Each Friday evening, we begin Kiddush with the concluding verses of the Creation story:

“The heaven and the earth were finished, and all their array. On the seventh day God finished the work that He had been doing, and He ceased on the seventh day from all the work that He had done. And God blessed the seventh day and declared it holy, because on it God ceased from all the work of creation that He had done.”

The Torah tells us what was created on each of the first six days, and Pirkei Avot adds that several more things were created bein ha’shemashot, during twilight at the end of the sixth day: “They are: the mouth of the earth [that swallowed Korach], the mouth of the well [that accompanied Israel in the wilderness], the mouth of the ass [that spoke to Balaam], the rainbow, the manna, the rod [of Moses], the shamir [a magical creature that cut the stones used to build the Temple], the characters [on the Tablets], the writing, and the Tablets. And some say, also the demons.” (Pirkei Avot 5:8)

These demons, mazikim, aren’t horror movie monsters, but Jewish demons who operate according to “union rules” governing the circumstances under which they are permitted to harm human beings. Moreover, they can often justify their behavior. There is a story in the Talmud (Hullin 105b) about porters who rested a barrel of wine they were transporting under a drainpipe. The barrel exploded. The porters complained to Mar son of Rav Ashi, who brought the responsible demon to court and asked him to explain himself. The demon replied, “What else could I do? They put it down on my ear.” 

In any case, the midrash B’reishit Rabbah tells us that bein ha’shemashot God made the demons’ souls, but before He could make their bodies, Shabbat began, and they were left as disembodied spirits.

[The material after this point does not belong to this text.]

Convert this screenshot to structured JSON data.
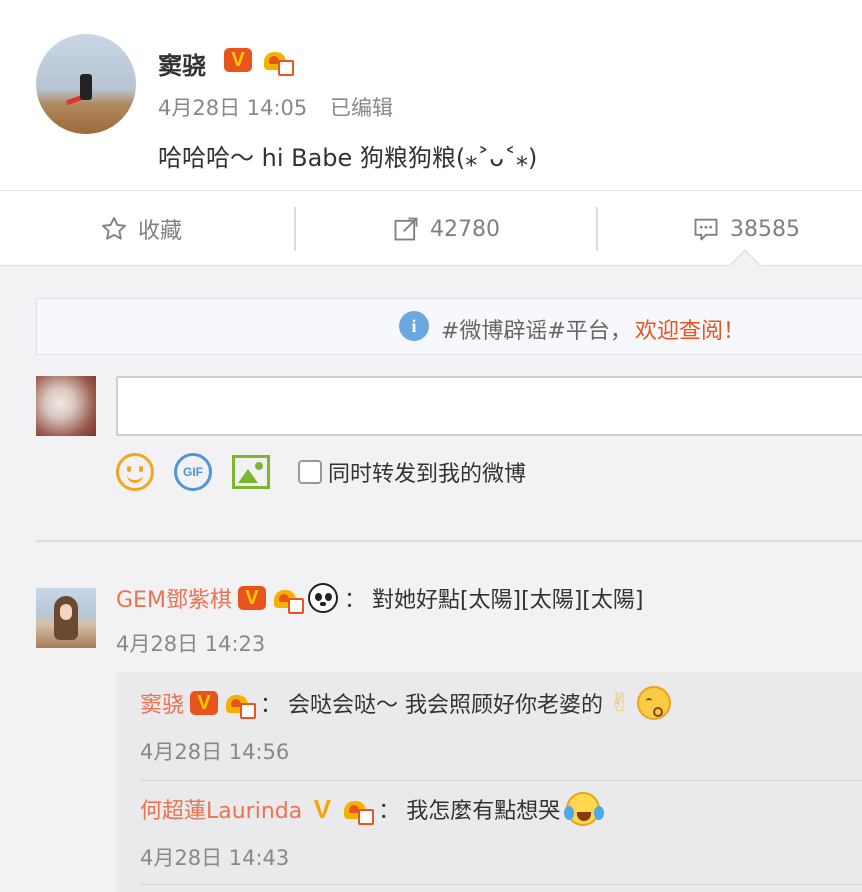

And so we learn that the demons try to hurt human beings because they are jealous that we were given bodies, and they were not.

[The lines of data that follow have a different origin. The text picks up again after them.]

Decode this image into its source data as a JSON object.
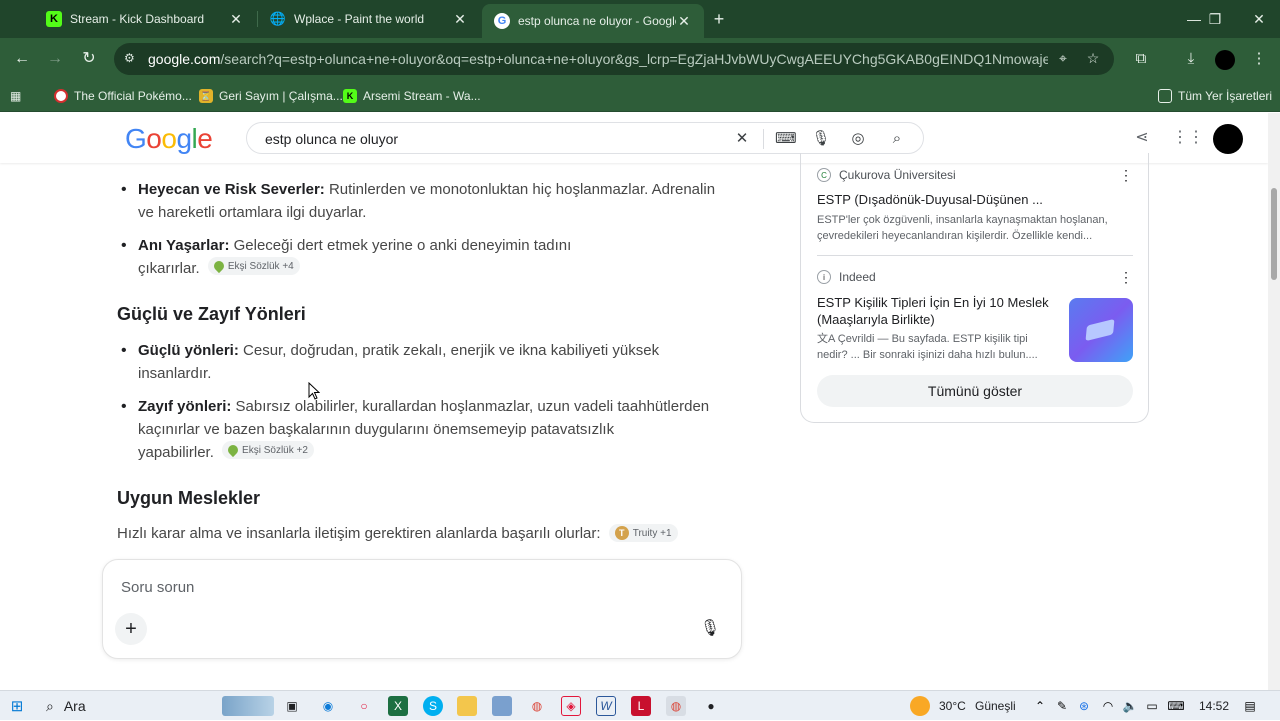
{
  "tabs": [
    {
      "title": "Stream - Kick Dashboard",
      "favicon": "kick-icon"
    },
    {
      "title": "Wplace - Paint the world",
      "favicon": "globe-icon"
    },
    {
      "title": "estp olunca ne oluyor - Google",
      "favicon": "google-icon"
    }
  ],
  "toolbar": {
    "url_host": "google.com",
    "url_rest": "/search?q=estp+olunca+ne+oluyor&oq=estp+olunca+ne+oluyor&gs_lcrp=EgZjaHJvbWUyCwgAEEUYChg5GKAB0gEINDQ1Nmowajeo AgCw..."
  },
  "bookmarks": [
    {
      "label": "The Official Pokémo..."
    },
    {
      "label": "Geri Sayım | Çalışma..."
    },
    {
      "label": "Arsemi Stream - Wa..."
    }
  ],
  "bookmarks_all": "Tüm Yer İşaretleri",
  "google": {
    "logo": [
      "G",
      "o",
      "o",
      "g",
      "l",
      "e"
    ],
    "query": "estp olunca ne oluyor"
  },
  "content": {
    "b1_bold": "Heyecan ve Risk Severler:",
    "b1_line1": " Rutinlerden ve monotonluktan hiç hoşlanmazlar. Adrenalin",
    "b1_line2": "ve hareketli ortamlara ilgi duyarlar.",
    "b2_bold": "Anı Yaşarlar:",
    "b2_line1": " Geleceği dert etmek yerine o anki deneyimin tadını",
    "b2_line2": "çıkarırlar.",
    "b2_chip": "Ekşi Sözlük +4",
    "h_strengths": "Güçlü ve Zayıf Yönleri",
    "b3_bold": "Güçlü yönleri:",
    "b3_line1": " Cesur, doğrudan, pratik zekalı, enerjik ve ikna kabiliyeti yüksek",
    "b3_line2": "insanlardır.",
    "b4_bold": "Zayıf yönleri:",
    "b4_line1": " Sabırsız olabilirler, kurallardan hoşlanmazlar, uzun vadeli taahhütlerden",
    "b4_line2": "kaçınırlar ve bazen başkalarının duygularını önemsemeyip patavatsızlık",
    "b4_line3": "yapabilirler.",
    "b4_chip": "Ekşi Sözlük +2",
    "h_jobs": "Uygun Meslekler",
    "jobs_para": "Hızlı karar alma ve insanlarla iletişim gerektiren alanlarda başarılı olurlar:",
    "jobs_chip": "Truity +1"
  },
  "ask": {
    "placeholder": "Soru sorun"
  },
  "panel": {
    "src1": "Çukurova Üniversitesi",
    "title1": "ESTP (Dışadönük-Duyusal-Düşünen ...",
    "snip1_l1": "ESTP'ler çok özgüvenli, insanlarla kaynaşmaktan hoşlanan,",
    "snip1_l2": "çevredekileri heyecanlandıran kişilerdir. Özellikle kendi...",
    "src2": "Indeed",
    "title2_l1": "ESTP Kişilik Tipleri İçin En İyi 10 Meslek",
    "title2_l2": "(Maaşlarıyla Birlikte)",
    "snip2_l1": "Çevrildi — Bu sayfada. ESTP kişilik tipi",
    "snip2_l2": "nedir? ... Bir sonraki işinizi daha hızlı bulun....",
    "show_all": "Tümünü göster"
  },
  "taskbar": {
    "search": "Ara",
    "weather": "30°C",
    "weather_desc": "Güneşli",
    "time": "14:52"
  },
  "colors": {
    "chrome_frame": "#20452b",
    "chrome_toolbar": "#2e5d39",
    "omnibox": "#1c3b25"
  }
}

It’s an amusing midrash, but it is also an incredibly powerful theological statement. Why didn’t God continue working and say, “I’m God, I can do whatever I want; the rules don’t apply to Me”? Or why not delay the sunset a few moments until He had finished the task?

But the sun set and God stopped working, even though He left the mazikim unfinished.

Why? Because God knew that in the future He would enter into a brit, a covenant, with the Jewish people. God said, as it were: We will enter into a covenant, you and I. You will be My people, and I will be your God. You will obey My commandments, and I will protect you and give you the Land of Israel. And just as you promise to abide by the rules you accepted at Sinai, I will also abide by the rules I have accepted.

There can be no covenant, no contract, if one party ignores or changes the rules whenever he wants. So God stopped working the moment Shabbat began because God wanted human beings to be His partners. God made the world unfinished, imperfect, to leave room for human beings. And each Shabbat we are reminded that each of us has a role in the ongoing work of creation.